La seconde réunion a été beaucoup plus explicite : l'ensemble du personnel religieux musulman français a vocation à servir de supplétifs dans la guerre de la France contre le terrorisme. Des auxiliaires de police affectés gratuitement au nom de l'islamité commune qu'ils partagent avec les terroristes, ces âmes perdues issues de leur propre troupeau. Imams et responsables associatifs, agents de liaison consulaires marocains, algériens ou turcs, tous semblent enthousiastes à l'idée de servir la France et s'estiment heureux de l'honneur qu'il leur est fait d'accomplir cette mission. Laquelle ? Ils ne le savent pas précisément eux-mêmes mais après tout, l'essentiel était d'accepter.

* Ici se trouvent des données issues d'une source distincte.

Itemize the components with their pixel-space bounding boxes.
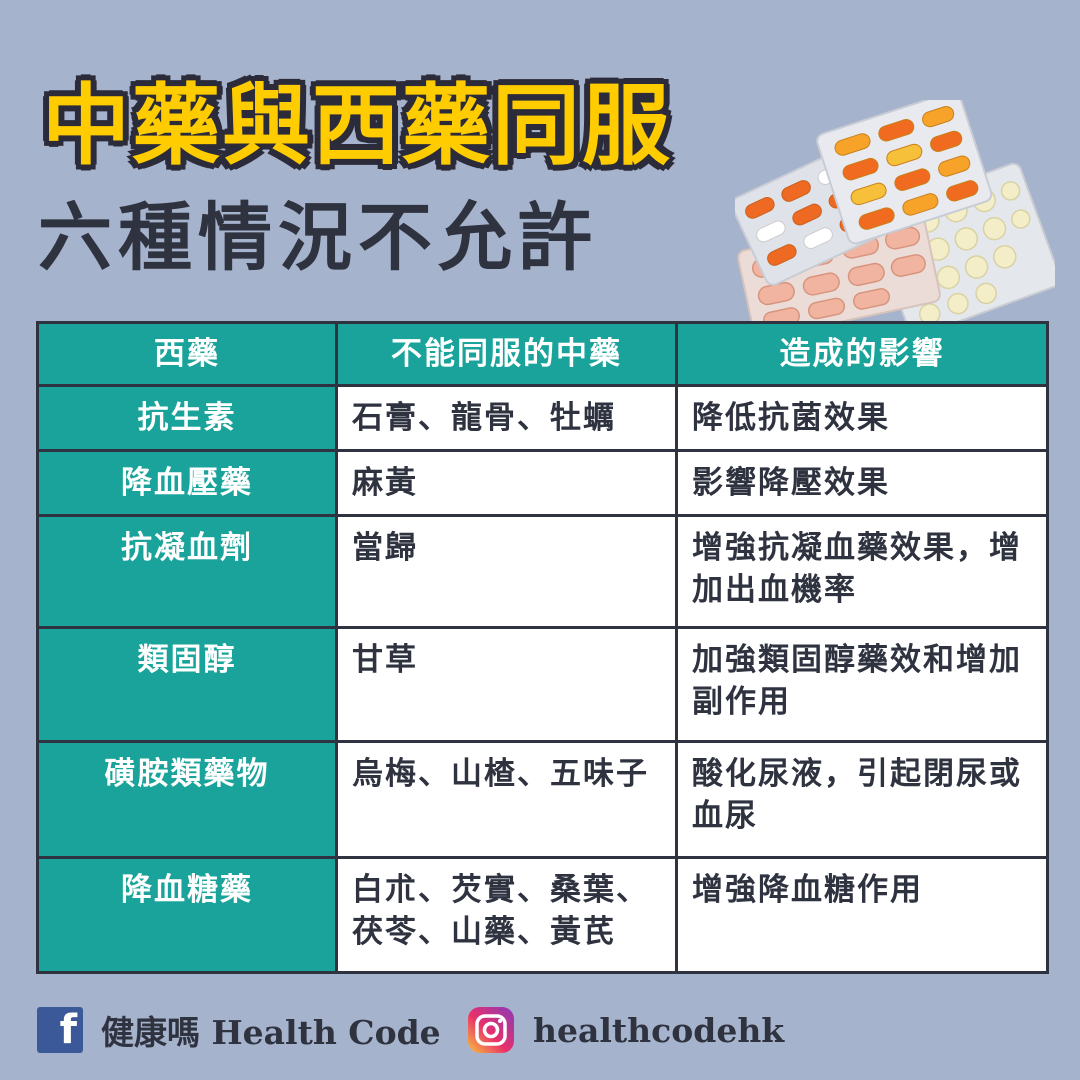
chinese-medicine-cell: 甘草 [335, 626, 678, 743]
chinese-medicine-cell: 當歸 [335, 514, 678, 629]
header-effect: 造成的影響 [675, 321, 1049, 387]
instagram-icon [468, 1007, 514, 1053]
table-row: 抗凝血劑 當歸 增強抗凝血藥效果，增加出血機率 [36, 514, 1049, 629]
instagram-handle: healthcodehk [533, 1010, 785, 1050]
header-chinese-medicine: 不能同服的中藥 [335, 321, 678, 387]
table-row: 降血糖藥 白朮、芡實、桑葉、茯苓、山藥、黃芪 增強降血糖作用 [36, 856, 1049, 974]
effect-cell: 酸化尿液，引起閉尿或血尿 [675, 740, 1049, 859]
western-drug-cell: 抗生素 [36, 384, 338, 452]
western-drug-cell: 降血壓藥 [36, 449, 338, 517]
western-drug-cell: 磺胺類藥物 [36, 740, 338, 859]
western-drug-cell: 抗凝血劑 [36, 514, 338, 629]
table-row: 類固醇 甘草 加強類固醇藥效和增加副作用 [36, 626, 1049, 743]
instagram-link[interactable]: healthcodehk [467, 1005, 784, 1055]
western-drug-cell: 類固醇 [36, 626, 338, 743]
effect-cell: 增強降血糖作用 [675, 856, 1049, 974]
facebook-icon: f [37, 1007, 83, 1053]
chinese-medicine-cell: 麻黃 [335, 449, 678, 517]
facebook-link[interactable]: f 健康嗎 Health Code [37, 1005, 441, 1055]
table-row: 磺胺類藥物 烏梅、山楂、五味子 酸化尿液，引起閉尿或血尿 [36, 740, 1049, 859]
subtitle: 六種情況不允許 [38, 195, 598, 281]
table-row: 降血壓藥 麻黃 影響降壓效果 [36, 449, 1049, 517]
table-row: 抗生素 石膏、龍骨、牡蠣 降低抗菌效果 [36, 384, 1049, 452]
chinese-medicine-cell: 白朮、芡實、桑葉、茯苓、山藥、黃芪 [335, 856, 678, 974]
effect-cell: 加強類固醇藥效和增加副作用 [675, 626, 1049, 743]
western-drug-cell: 降血糖藥 [36, 856, 338, 974]
chinese-medicine-cell: 烏梅、山楂、五味子 [335, 740, 678, 859]
drug-interaction-table: 西藥 不能同服的中藥 造成的影響 抗生素 石膏、龍骨、牡蠣 降低抗菌效果 降血壓… [36, 321, 1049, 974]
chinese-medicine-cell: 石膏、龍骨、牡蠣 [335, 384, 678, 452]
effect-cell: 影響降壓效果 [675, 449, 1049, 517]
header-western-drug: 西藥 [36, 321, 338, 387]
medicine-blister-packs-image [735, 100, 1055, 325]
table-header-row: 西藥 不能同服的中藥 造成的影響 [36, 321, 1049, 387]
main-title: 中藥與西藥同服 [42, 74, 673, 177]
effect-cell: 增強抗凝血藥效果，增加出血機率 [675, 514, 1049, 629]
effect-cell: 降低抗菌效果 [675, 384, 1049, 452]
facebook-page-name: 健康嗎 Health Code [101, 1013, 441, 1052]
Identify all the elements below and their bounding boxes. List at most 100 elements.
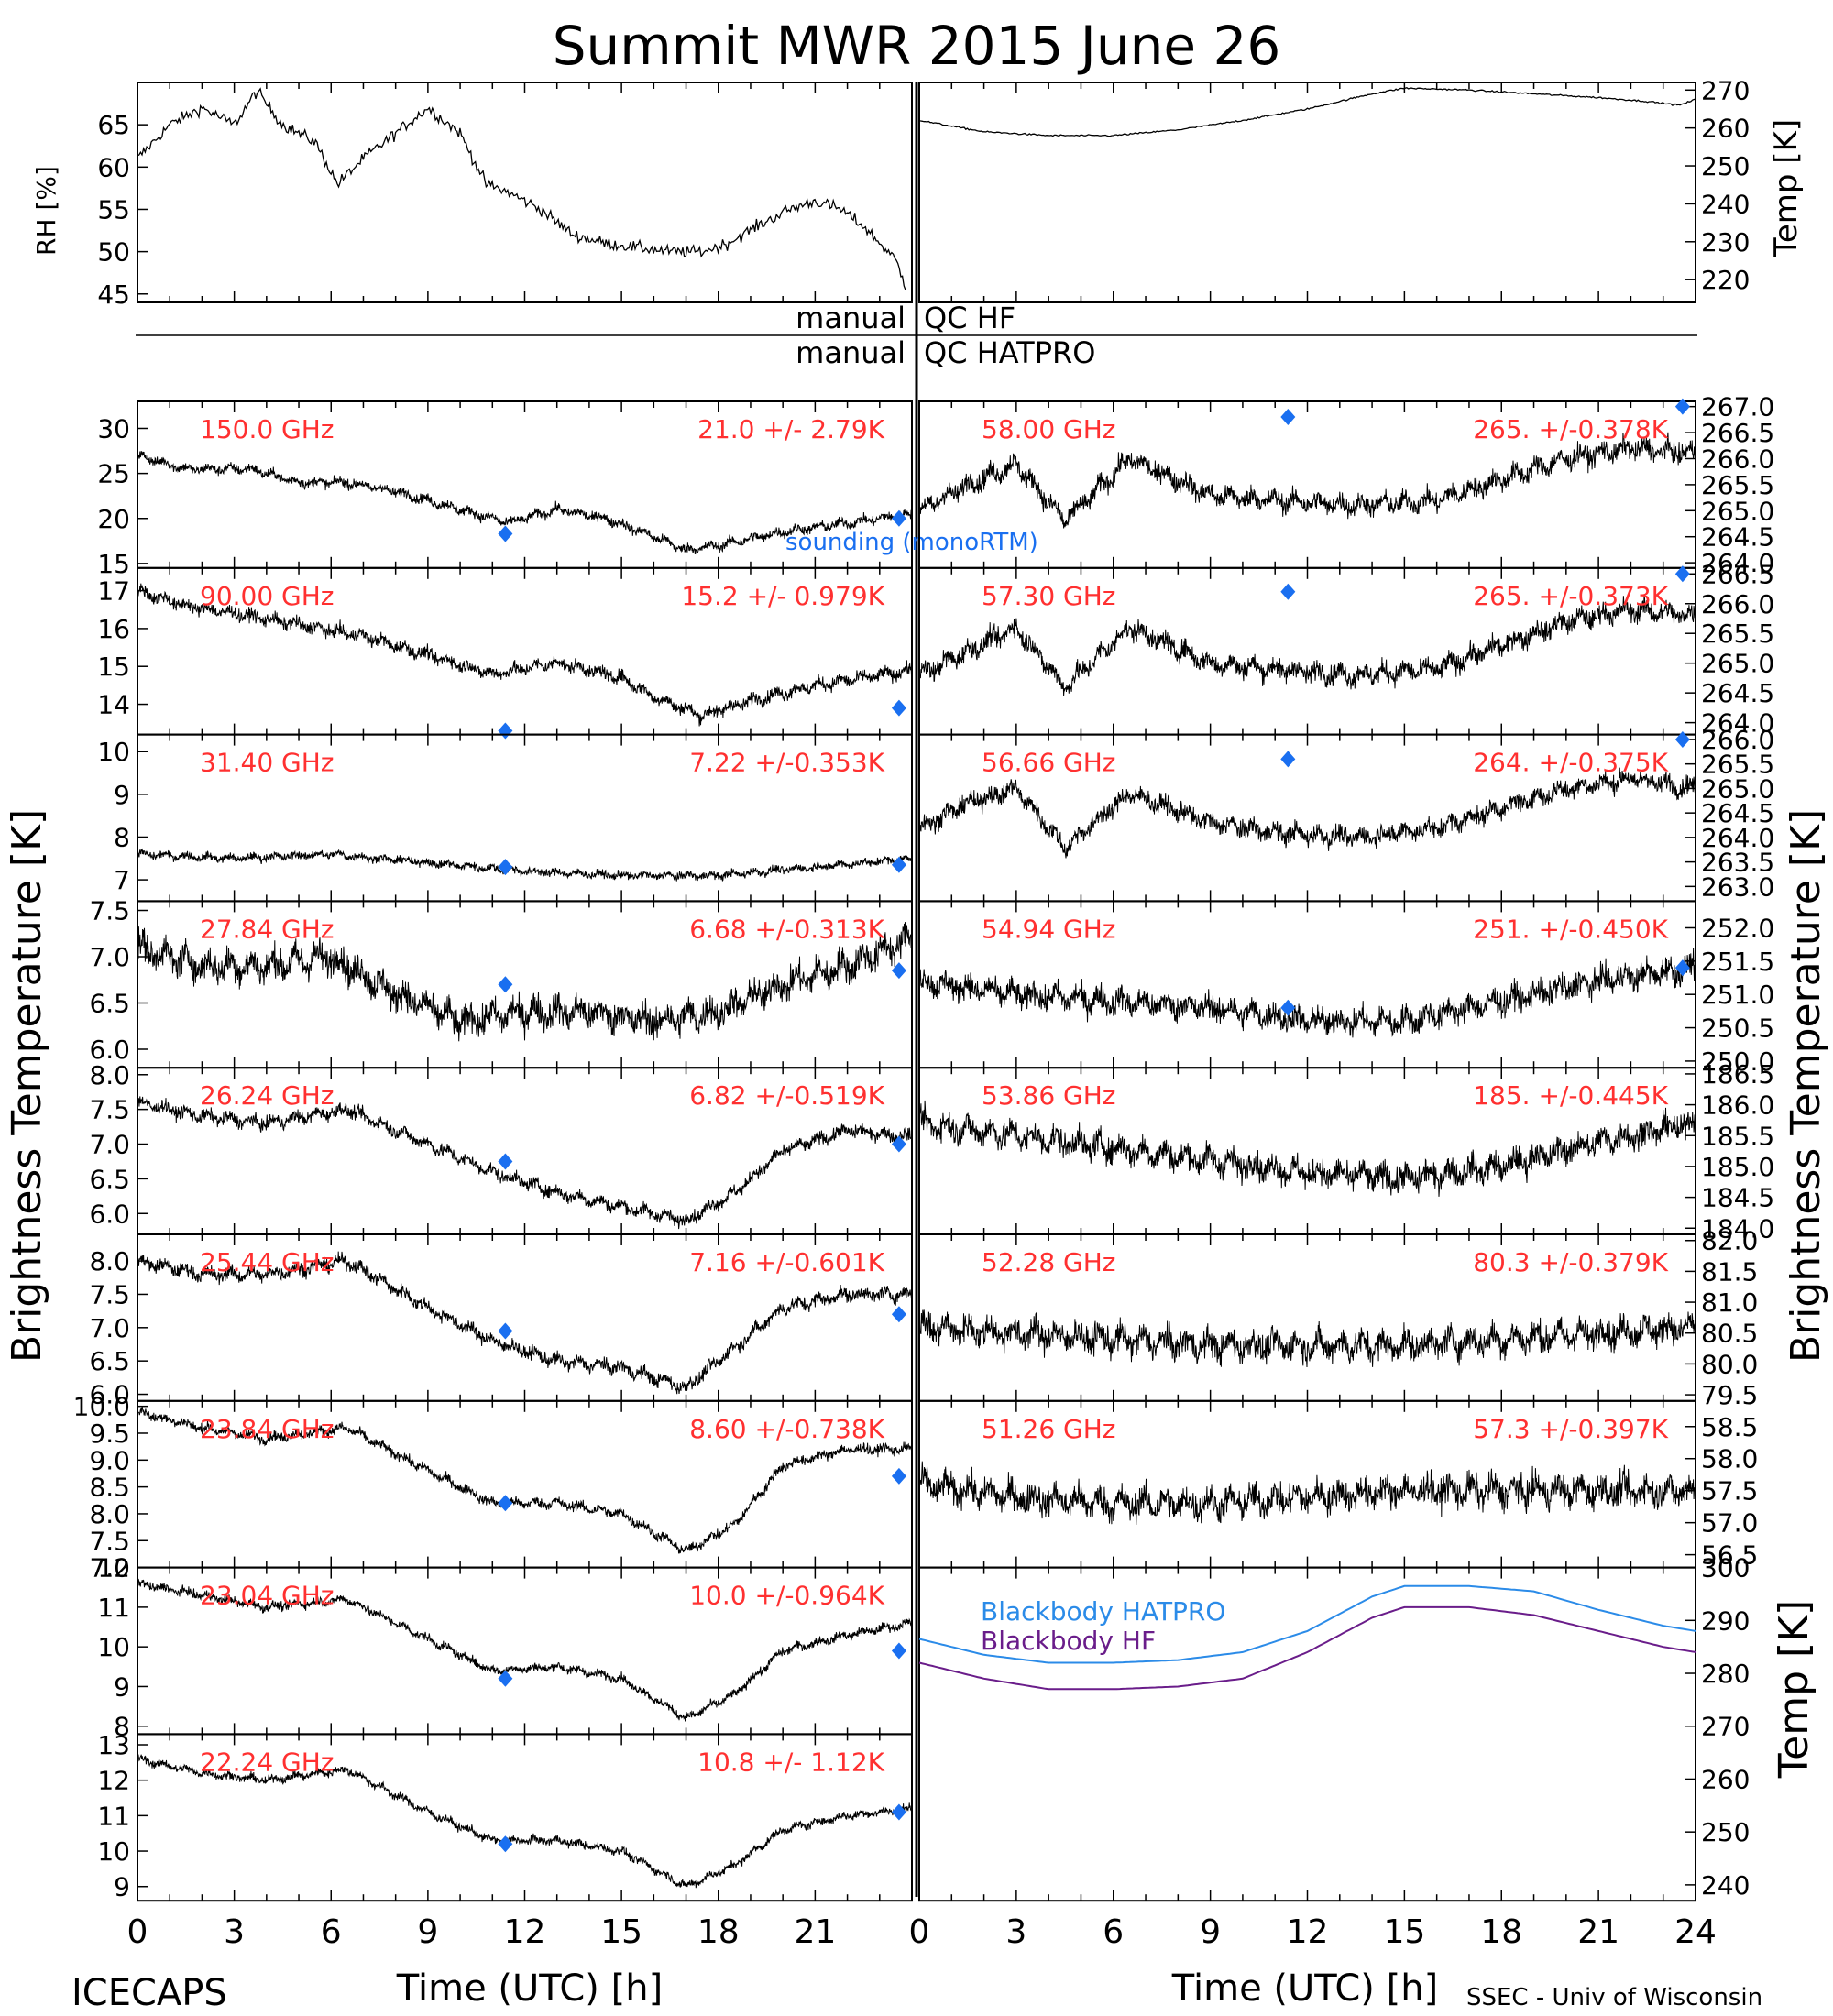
right-58.00-ytick-label: 265.5 (1701, 470, 1774, 500)
temp-ylabel: Temp [K] (1768, 119, 1805, 257)
left-23.04-ytick-label: 10 (97, 1632, 130, 1662)
right-52.28-chart: 79.580.080.581.081.582.0 52.28 GHz 80.3 +/… (918, 1226, 1758, 1410)
left-23.84-ytick-label: 9.5 (89, 1419, 130, 1449)
right-57.30-ytick-label: 265.0 (1701, 649, 1774, 679)
left-90.00-trace (137, 583, 913, 727)
right-54.94-trace (918, 948, 1696, 1038)
blackbody-ytick-label: 270 (1701, 1712, 1750, 1742)
rh-ytick-label: 50 (97, 237, 130, 268)
left-31.40-frequency-label: 31.40 GHz (200, 748, 335, 778)
left-27.84-sounding-point (891, 962, 906, 980)
right-56.66-frequency-label: 56.66 GHz (982, 748, 1116, 778)
left-25.44-ytick-label: 6.5 (89, 1346, 130, 1376)
right-51.26-ytick-label: 58.0 (1701, 1444, 1758, 1474)
right-56.66-ytick-label: 264.0 (1701, 823, 1774, 853)
rh-panel: RH [%] (31, 166, 61, 256)
left-26.24-stats-label: 6.82 +/-0.519K (689, 1080, 884, 1111)
rh-ytick-label: 55 (97, 194, 130, 225)
blackbody-ytick-label: 280 (1701, 1659, 1750, 1689)
left-23.84-ytick-label: 7.0 (89, 1553, 130, 1583)
blackbody-series-line (918, 1605, 1696, 1691)
left-23.84-sounding-point (498, 1495, 513, 1512)
right-57.30-sounding-point (1280, 583, 1296, 600)
left-25.44-ytick-label: 8.0 (89, 1246, 130, 1276)
blackbody-ylabel: Temp [K] (1771, 1600, 1817, 1779)
left-23.84-ytick-label: 8.5 (89, 1473, 130, 1503)
qc-hf-left-label: manual (796, 301, 906, 335)
left-27.84-chart: 6.0 6.5 7.0 7.5 27.84 GHz 6.68 +/-0.313K (89, 896, 913, 1069)
left-26.24-ytick-label: 8.0 (89, 1060, 130, 1090)
x-tick-label: 24 (1674, 1913, 1717, 1951)
temp-ytick-label: 250 (1701, 151, 1750, 181)
left-22.24-ytick-label: 9 (114, 1872, 130, 1902)
left-150.00-frequency-label: 150.0 GHz (200, 414, 335, 444)
left-23.04-ytick-label: 12 (97, 1553, 130, 1583)
right-54.94-sounding-point (1674, 959, 1690, 977)
right-52.28-trace (918, 1309, 1696, 1368)
left-23.04-frequency-label: 23.04 GHz (200, 1581, 335, 1611)
x-tick-label: 6 (1103, 1913, 1124, 1951)
temp-frame (918, 82, 1696, 303)
left-23.84-sounding-point (891, 1467, 906, 1485)
left-90.00-ytick-label: 15 (97, 652, 130, 682)
blackbody-ytick-label: 240 (1701, 1870, 1750, 1901)
left-31.40-ytick-label: 7 (114, 865, 130, 895)
right-53.86-ytick-label: 186.0 (1701, 1090, 1774, 1121)
left-90.00-sounding-point (498, 722, 513, 740)
x-tick-label: 9 (417, 1913, 438, 1951)
left-23.04-sounding-point (891, 1642, 906, 1660)
right-58.00-sounding-point (1674, 398, 1690, 415)
right-52.28-ytick-label: 81.5 (1701, 1256, 1758, 1287)
right-56.66-sounding-point (1280, 751, 1296, 768)
temp-ytick-label: 240 (1701, 189, 1750, 219)
left-26.24-ytick-label: 7.0 (89, 1130, 130, 1160)
blackbody-ytick-label: 290 (1701, 1605, 1750, 1636)
left-27.84-stats-label: 6.68 +/-0.313K (689, 914, 884, 944)
blackbody-ytick-label: 250 (1701, 1817, 1750, 1847)
left-23.04-chart: 8 9 10 11 12 23.04 GHz 10.0 +/-0.964K (97, 1553, 913, 1742)
right-56.66-sounding-point (1674, 730, 1690, 748)
left-90.00-chart: 14 15 16 17 90.00 GHz 15.2 +/- 0.979K (97, 566, 913, 740)
right-58.00-ytick-label: 266.5 (1701, 418, 1774, 448)
temp-ytick-label: 260 (1701, 114, 1750, 144)
left-27.84-ytick-label: 7.0 (89, 942, 130, 972)
left-25.44-sounding-point (891, 1306, 906, 1323)
left-25.44-ytick-label: 7.0 (89, 1313, 130, 1343)
left-25.44-ytick-label: 7.5 (89, 1279, 130, 1309)
left-31.40-ytick-label: 9 (114, 780, 130, 810)
right-53.86-ytick-label: 184.0 (1701, 1213, 1774, 1244)
temp-panel: Temp [K] (1768, 119, 1805, 257)
right-56.66-ytick-label: 265.0 (1701, 773, 1774, 804)
right-53.86-stats-label: 185. +/-0.445K (1473, 1080, 1668, 1111)
left-23.84-ytick-label: 7.5 (89, 1526, 130, 1556)
legend-bb-hatpro: Blackbody HATPRO (981, 1596, 1225, 1627)
left-23.84-trace (137, 1406, 913, 1554)
qc-section: manual QC HF manual QC HATPRO (136, 301, 1697, 370)
blackbody-ytick-label: 260 (1701, 1764, 1750, 1794)
left-26.24-sounding-point (498, 1153, 513, 1170)
left-26.24-ytick-label: 6.5 (89, 1164, 130, 1194)
right-57.30-stats-label: 265. +/-0.373K (1473, 581, 1668, 611)
left-26.24-ytick-label: 7.5 (89, 1095, 130, 1125)
rh-series-line (137, 87, 906, 290)
left-150.00-sounding-point (891, 509, 906, 527)
left-31.40-ytick-label: 8 (114, 822, 130, 852)
left-25.44-stats-label: 7.16 +/-0.601K (689, 1247, 884, 1277)
left-31.40-ytick-label: 10 (97, 737, 130, 767)
rh-ylabel: RH [%] (31, 166, 61, 256)
temp-ytick-label: 230 (1701, 227, 1750, 257)
left-150.00-ytick-label: 20 (97, 504, 130, 534)
left-22.24-trace (137, 1754, 913, 1889)
left-27.84-ytick-label: 6.5 (89, 989, 130, 1019)
x-tick-label: 15 (1383, 1913, 1425, 1951)
right-51.26-chart: 56.557.057.558.058.5 51.26 GHz 57.3 +/-0.3… (918, 1399, 1758, 1571)
left-ylabel: Brightness Temperature [K] (4, 809, 50, 1363)
left-23.84-ytick-label: 8.0 (89, 1499, 130, 1529)
left-25.44-sounding-point (498, 1322, 513, 1340)
right-54.94-ytick-label: 252.0 (1701, 913, 1774, 943)
left-23.04-ytick-label: 11 (97, 1593, 130, 1623)
right-51.26-ytick-label: 57.0 (1701, 1508, 1758, 1539)
right-58.00-stats-label: 265. +/-0.378K (1473, 414, 1668, 444)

Car que seront-ils chargé de faire au juste ? S'agira-t-il de diffuser aux ouailles du vendredi un message clair et ferme de condamnation du terrorisme, cette entreprise diabolique faucheuse de vies humaines ? De surveiller leurs fidèles, de dénoncer de potentiels criminels, mais sur la base de quels critères ? On voit mal des individus impliqués dans des opérations de guerre haranguer leurs coreligionnaires pour les inviter courtoisement à les rejoindre. C'est faire injure et disgrâce aux fidèles mais encore à la raison elle-même. On feint de l'ignorer, on se refuse à y croire, mais les mosquées ne produisent pas plus qu'elles ne nourrissent la moindre arrière-pensée terroriste, ce que les agents de la DGSI pourraient très bien expliquer à leurs collègues des services de police nationaux, à défaut des imams, eux-mêmes variables d'ajustement de bureaux associatifs fragiles et rigides, et qui seraient bien en peine de le leur faire comprendre. Les mosquées en France sont un enjeu fondamental de sécurité intérieure pour l'Etat. Depuis la fin des années 1980, date des premiers attentats, la totalité des mosquées sur le territoire français sont l'objet d'une surveillance sans faille en collaboration avec les pays d'origine. Chaque association musulmane qui a pignon sur rue se voit l'objet d'une visite d'un membre des renseignements généraux. Depuis des décennies, les choses fonctionnent ainsi et un bon nombre des freins constants observables aux projets de constructions de mosquées leurs sont imputables.

Le sursaut moral indispensable de la conscience musulmane

Et pourtant nous disent des experts, mais les experts mentent ou pèchent par naïveté, pense-t-on : les actes terroristes ne sont pas le résultat d'un quelconque cheminement religieux de ses auteurs, d'une conversion ou d'une fréquentation de mosquées ou d'association musulmane. Ses auteurs sont bien plutôt le fruit d'un échec patent et total de la société française dans la mesure où tous sont quasiment issus du grand banditisme, de la délinquance armée, des milieux du braquage et de la criminalité. Leur rupture est sociale et individuelle. Rien de religieux là-dedans. On le sait, mais l'Etat au nom de sa propre doctrine, n'y croit pas.

Ainsi, les musulmans sont cooptés et utilisés comme de vulgaires outils dans la lutte menée contre le terrorisme. Ce processus de réification est l'étape logique et secondaire d'un processus de déchéance morale de l'ensemble des acteurs institutionnels de l'islam de France toutes tendances confondues qu'il n'est pas utile de rappeler, tant nous l'avons fait dans le passé.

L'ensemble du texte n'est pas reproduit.